Methods Twenty-five ovarian cancer-bearing nude mice were randomly divided into five groups of five mice each. Each group received a unique kind of treatment once a day. These treatments were PLMs combined with ultrasound, intravenous paclitaxel administration, non-drug-loaded microbubbles combined with ultrasound, intravenous PLM administration, and normal saline administration (the control group). After 7 days of consecutive treatment, all mice were sacrificed, and their tumors were harvested to measure volumes and weights. The tumor inhibition rate was calculated by weight. Expressions of vascular ndothelial growth factor (VEGF) and p53 in tumor tissues were detected by immunohistochemical staining.
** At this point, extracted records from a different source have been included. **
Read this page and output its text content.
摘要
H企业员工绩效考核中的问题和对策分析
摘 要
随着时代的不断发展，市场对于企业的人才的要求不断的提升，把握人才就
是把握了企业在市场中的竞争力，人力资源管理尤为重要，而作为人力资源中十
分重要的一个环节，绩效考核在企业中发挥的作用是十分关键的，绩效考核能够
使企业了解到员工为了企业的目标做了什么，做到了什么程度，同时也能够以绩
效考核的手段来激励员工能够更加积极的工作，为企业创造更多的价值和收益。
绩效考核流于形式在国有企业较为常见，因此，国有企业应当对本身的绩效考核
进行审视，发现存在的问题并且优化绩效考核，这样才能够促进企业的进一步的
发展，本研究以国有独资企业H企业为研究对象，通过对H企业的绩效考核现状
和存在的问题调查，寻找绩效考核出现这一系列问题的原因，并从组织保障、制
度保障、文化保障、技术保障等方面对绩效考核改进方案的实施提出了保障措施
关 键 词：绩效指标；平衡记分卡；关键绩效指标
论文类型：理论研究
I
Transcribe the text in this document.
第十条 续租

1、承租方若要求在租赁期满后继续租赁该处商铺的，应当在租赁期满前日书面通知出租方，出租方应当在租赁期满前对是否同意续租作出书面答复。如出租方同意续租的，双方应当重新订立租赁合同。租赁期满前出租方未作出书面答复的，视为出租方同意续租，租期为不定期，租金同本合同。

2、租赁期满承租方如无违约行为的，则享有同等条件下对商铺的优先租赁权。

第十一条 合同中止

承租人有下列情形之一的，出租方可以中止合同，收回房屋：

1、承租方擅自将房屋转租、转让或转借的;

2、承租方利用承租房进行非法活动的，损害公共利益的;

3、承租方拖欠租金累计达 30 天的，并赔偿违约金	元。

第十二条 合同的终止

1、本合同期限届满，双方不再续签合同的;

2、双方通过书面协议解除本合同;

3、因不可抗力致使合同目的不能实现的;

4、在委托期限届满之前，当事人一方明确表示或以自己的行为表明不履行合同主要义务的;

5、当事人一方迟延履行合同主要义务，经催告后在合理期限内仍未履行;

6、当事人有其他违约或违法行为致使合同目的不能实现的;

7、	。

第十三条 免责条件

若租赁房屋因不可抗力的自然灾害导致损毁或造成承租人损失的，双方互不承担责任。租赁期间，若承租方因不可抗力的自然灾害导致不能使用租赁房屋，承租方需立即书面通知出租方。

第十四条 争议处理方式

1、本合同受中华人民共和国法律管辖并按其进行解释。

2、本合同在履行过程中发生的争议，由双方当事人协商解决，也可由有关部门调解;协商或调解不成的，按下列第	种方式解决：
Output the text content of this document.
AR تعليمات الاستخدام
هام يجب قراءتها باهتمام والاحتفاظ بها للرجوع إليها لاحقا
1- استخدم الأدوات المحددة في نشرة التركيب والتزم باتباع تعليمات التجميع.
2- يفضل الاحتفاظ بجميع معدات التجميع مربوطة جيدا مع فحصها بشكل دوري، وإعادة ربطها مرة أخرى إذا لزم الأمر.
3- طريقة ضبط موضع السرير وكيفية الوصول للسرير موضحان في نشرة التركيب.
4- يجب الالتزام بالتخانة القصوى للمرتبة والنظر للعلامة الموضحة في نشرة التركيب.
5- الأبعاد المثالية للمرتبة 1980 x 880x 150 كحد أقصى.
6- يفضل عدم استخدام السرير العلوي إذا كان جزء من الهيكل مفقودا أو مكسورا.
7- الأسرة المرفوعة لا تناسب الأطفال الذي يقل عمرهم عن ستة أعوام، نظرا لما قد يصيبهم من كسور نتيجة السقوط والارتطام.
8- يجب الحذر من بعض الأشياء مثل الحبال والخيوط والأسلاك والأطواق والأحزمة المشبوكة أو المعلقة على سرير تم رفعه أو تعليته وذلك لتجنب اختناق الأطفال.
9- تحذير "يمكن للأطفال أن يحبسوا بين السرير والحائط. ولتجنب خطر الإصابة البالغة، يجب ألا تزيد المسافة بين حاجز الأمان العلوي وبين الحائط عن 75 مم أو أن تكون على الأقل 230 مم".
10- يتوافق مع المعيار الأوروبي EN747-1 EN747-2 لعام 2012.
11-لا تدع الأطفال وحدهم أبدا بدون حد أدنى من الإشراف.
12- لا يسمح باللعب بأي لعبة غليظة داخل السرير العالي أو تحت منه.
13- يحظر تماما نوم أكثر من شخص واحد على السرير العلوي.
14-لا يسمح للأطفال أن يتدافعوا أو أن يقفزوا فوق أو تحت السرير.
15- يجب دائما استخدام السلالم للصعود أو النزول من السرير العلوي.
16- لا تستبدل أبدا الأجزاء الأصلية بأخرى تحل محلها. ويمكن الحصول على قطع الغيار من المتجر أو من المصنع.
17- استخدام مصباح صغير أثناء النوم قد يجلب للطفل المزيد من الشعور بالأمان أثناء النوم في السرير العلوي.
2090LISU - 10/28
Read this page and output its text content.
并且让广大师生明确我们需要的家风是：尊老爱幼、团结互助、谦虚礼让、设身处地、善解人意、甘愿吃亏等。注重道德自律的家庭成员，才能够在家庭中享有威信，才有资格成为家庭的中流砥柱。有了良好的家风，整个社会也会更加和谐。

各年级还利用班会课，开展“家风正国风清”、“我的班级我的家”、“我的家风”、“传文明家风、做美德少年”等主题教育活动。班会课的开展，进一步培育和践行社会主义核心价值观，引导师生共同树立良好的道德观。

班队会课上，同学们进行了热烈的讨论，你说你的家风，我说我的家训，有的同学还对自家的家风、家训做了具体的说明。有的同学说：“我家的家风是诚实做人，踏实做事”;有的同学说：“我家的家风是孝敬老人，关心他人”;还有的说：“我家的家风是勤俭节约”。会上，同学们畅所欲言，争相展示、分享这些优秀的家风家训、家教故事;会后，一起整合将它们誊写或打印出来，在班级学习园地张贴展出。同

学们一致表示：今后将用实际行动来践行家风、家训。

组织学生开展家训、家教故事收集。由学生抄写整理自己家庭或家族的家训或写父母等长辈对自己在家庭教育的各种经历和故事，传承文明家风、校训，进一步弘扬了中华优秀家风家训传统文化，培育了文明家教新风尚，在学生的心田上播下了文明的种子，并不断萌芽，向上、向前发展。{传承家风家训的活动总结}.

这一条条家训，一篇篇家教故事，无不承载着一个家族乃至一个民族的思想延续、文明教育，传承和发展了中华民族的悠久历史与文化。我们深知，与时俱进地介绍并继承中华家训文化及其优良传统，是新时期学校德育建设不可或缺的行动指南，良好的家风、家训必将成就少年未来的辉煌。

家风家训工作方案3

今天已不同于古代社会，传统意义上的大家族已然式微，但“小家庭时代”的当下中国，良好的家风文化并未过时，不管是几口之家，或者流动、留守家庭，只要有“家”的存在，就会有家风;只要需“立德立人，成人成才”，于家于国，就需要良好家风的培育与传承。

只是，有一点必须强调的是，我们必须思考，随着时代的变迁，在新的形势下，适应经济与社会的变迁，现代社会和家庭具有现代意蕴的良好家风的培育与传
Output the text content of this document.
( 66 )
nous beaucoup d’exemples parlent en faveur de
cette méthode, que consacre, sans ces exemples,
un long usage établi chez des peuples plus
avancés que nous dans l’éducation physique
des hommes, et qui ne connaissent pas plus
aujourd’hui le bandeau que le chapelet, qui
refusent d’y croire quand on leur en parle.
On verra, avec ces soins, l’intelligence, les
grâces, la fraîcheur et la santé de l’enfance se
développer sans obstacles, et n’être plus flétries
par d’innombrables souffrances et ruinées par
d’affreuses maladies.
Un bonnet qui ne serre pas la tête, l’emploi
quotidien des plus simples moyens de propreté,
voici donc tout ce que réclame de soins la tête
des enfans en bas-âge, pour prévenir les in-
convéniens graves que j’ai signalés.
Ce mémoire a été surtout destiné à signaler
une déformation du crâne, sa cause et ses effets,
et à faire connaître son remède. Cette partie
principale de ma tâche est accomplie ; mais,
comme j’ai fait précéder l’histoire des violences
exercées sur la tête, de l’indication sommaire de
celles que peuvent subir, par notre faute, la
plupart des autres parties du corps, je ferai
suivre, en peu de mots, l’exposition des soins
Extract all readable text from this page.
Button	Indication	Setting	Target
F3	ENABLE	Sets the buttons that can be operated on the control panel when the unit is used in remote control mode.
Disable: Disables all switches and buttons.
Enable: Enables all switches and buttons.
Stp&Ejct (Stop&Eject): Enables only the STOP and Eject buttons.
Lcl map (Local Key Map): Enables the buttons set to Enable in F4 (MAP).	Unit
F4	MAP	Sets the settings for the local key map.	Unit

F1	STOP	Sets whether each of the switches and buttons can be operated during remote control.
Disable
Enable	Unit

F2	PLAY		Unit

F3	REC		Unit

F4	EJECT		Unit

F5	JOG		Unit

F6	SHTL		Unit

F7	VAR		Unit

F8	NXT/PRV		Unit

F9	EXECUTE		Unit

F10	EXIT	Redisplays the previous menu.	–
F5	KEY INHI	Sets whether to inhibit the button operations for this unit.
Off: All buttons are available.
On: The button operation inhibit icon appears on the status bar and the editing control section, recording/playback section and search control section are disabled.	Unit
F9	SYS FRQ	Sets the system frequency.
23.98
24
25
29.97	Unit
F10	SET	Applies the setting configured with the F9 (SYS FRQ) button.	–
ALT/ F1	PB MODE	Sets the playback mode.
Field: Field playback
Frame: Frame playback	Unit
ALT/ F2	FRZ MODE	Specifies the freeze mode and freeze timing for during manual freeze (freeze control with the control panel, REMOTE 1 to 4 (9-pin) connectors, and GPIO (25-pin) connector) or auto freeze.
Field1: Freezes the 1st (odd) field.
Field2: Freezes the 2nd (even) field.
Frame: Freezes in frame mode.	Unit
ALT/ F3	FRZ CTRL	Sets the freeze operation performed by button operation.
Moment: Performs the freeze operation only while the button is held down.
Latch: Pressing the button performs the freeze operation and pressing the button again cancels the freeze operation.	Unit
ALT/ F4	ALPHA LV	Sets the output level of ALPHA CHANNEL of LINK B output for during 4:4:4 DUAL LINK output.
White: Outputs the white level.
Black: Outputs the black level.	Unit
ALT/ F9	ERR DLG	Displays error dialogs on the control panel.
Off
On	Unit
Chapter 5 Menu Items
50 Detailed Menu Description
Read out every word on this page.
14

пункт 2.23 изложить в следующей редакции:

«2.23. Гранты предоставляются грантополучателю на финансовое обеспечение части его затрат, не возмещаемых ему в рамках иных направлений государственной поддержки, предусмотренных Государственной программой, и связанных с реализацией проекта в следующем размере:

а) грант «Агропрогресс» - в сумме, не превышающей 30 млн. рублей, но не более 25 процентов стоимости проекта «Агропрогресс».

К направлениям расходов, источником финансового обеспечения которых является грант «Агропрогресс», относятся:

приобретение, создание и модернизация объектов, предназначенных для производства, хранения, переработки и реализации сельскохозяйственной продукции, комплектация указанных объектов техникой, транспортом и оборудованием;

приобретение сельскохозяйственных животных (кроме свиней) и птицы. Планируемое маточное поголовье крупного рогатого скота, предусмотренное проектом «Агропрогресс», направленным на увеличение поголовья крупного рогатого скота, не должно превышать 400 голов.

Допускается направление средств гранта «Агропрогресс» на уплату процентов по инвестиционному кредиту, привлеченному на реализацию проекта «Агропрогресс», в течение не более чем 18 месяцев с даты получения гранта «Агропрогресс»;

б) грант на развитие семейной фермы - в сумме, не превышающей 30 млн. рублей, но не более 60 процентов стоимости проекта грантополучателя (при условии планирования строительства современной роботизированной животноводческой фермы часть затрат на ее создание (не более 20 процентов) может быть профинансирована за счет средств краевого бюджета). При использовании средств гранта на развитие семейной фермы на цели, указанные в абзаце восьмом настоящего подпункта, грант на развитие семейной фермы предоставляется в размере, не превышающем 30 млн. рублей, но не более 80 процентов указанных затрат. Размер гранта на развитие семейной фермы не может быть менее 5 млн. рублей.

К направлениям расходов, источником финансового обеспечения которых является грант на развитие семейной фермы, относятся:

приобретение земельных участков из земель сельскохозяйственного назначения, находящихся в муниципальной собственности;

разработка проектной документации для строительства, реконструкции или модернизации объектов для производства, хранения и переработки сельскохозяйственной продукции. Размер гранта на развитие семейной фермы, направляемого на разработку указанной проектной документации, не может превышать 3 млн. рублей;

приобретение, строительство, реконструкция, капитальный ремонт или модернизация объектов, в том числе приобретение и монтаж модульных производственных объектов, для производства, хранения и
Results Mean tumor volume and weight were the lowest in the first group (PLMs combined with ltrasound), so this group's tumor inhibition rate was the highest (P <0 .05). On immunohistology, VEGF and p53 expression levels were lowest (P<0.05) in the first group.
Conclusion Ultrasound irradiation mediates PLM destruction so that the drug is released from the vehicles at the same time. It helps achieve targeted chemotherapy in tumor tissues. This technique has potential to be adopted as a novel tool for ovarian cancer chemotherapy.